When you have an over-$750 million dollar a year industry that sells and services internet monitoring and filtering software, 750 million dollars every year, and mind you, roughly HALF of that is installed by the person with the compulsion—not the spouse, and not the concerned parent…that speaks volumes about the way we’re using sex compulsively now, and that’s alarming.
Bob: Well let me talk a bit about the concept of addiction. For a long time, many of us who identify as feminists/anti-pornography activists, critics of the porn industry from a feminist point of view, many of us resisted the notion of addiction, and porn addiction.
Because we feared that it may have some meaning as metaphor, but in a culture like this, when you label something an addiction, it tends to get medicalized and dealt with through medical solutions.
And we didn’t want the underlying feminist critique about gender and power to be lost. And so for a long time I resisted the notion of pornography use as being addicting, in the sense that we would use that term for tobacco/nicotine or alcohol and drugs.
But two things have changed my view on that. One is, as you point out, the experiences of people who, whether it’s an addiction or not, are certainly engaged in addictive-like behavior patterns. That evidence is mounting, especially since the advent of the internet where access to pornography was easier, cheaper and more private than ever.
So, as you point out, if you talk to divorce lawyers and therapists, the rise of people acknowledging this, not just women talking to male partners with this problem, but men themselves acknowledging these addictive-like patterns, I think it’s clear that we’re seeing, what at least in common parlance, we can talk about as addiction. That is, it certainly produces behaviors that are similar to what we talk about as addiction in these other areas.
The other thing is the neuroscience research available now is changing and there are, with the advent of FMRI machines and very sophisticated neuroscience, there’s more evidence in fact, that in the brain itself, the responses to not only pornography but also gambling and other kinds of extreme behaviors that produce behaviors like that, does look a lot like addiction when we look at the brain scans on it.

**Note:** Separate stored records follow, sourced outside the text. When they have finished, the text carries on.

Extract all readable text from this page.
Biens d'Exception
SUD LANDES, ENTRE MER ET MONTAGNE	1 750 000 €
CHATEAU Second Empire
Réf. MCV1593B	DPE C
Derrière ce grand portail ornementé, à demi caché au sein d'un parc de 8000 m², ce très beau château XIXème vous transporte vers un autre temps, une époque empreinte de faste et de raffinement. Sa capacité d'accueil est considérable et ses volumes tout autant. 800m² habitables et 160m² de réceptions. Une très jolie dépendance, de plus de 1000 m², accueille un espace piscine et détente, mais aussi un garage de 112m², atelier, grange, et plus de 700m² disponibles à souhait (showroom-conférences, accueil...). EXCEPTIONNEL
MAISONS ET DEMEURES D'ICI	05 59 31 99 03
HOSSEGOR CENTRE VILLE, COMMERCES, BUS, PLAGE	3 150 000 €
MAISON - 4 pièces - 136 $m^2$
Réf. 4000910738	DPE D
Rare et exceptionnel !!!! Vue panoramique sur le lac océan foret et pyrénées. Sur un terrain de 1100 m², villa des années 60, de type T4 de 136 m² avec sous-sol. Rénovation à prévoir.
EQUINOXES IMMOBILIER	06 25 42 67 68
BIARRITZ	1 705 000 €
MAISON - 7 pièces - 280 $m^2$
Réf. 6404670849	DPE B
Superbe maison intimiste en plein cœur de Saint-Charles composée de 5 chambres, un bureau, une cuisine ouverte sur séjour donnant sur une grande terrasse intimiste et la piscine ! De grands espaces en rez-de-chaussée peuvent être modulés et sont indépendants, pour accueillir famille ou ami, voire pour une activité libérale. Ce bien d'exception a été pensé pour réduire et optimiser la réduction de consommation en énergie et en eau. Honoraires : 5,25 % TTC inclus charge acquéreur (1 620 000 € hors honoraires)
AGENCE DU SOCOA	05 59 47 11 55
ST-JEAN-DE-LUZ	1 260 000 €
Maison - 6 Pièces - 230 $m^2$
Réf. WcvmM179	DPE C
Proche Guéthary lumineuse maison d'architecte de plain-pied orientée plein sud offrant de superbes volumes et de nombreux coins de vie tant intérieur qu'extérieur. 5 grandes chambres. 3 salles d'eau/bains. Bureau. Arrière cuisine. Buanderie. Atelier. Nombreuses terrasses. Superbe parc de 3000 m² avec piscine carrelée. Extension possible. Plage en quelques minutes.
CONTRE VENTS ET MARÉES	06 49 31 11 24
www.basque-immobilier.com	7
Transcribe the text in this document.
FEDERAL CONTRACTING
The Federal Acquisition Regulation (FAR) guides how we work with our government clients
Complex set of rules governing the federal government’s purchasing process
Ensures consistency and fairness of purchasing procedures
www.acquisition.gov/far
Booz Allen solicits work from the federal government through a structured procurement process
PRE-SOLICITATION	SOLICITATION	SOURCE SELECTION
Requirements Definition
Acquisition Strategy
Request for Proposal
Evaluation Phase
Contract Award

Now, I’m not a neuroscientist so I don’t pretend to evaluate the science and I tend to be rather cautious; I don’t like to overdrive the evidence but at this point I’d say there’s no question that the lived experience of people, the trends we see people reporting about their experience, and the neuroscience makes it clear that we should consider pornography use as, if not addicting in the traditional sense that we would use that term, certainly something like that.
The habitual use of pornography, the difficulty of men who acknowledge they would like to stop using it, the patterns of denial you’re talking about and the effects on intimate relationships—I think all that’s pretty clear at this point. The evidence is piled up now for the past couple of decades certainly.
And the cultural denial, not just the individual denial—but the culture’s unwillingness to think about this, I used to say, “It’s just another sign of a culture in collapse”. There are a lot of signs of this culture in collapse right now—that fundamental human virtues that are necessary to sustain decent human relationships in community are being corroded.
And I think they’re being corroded by lots of things: by consumer capitalism, by patriarchy, all sorts of things, but that’s where we sit. There’s nothing alarmist about pointing to the evidence, there’s nothing alarmist about researching science and asking questions and coming to these conclusions.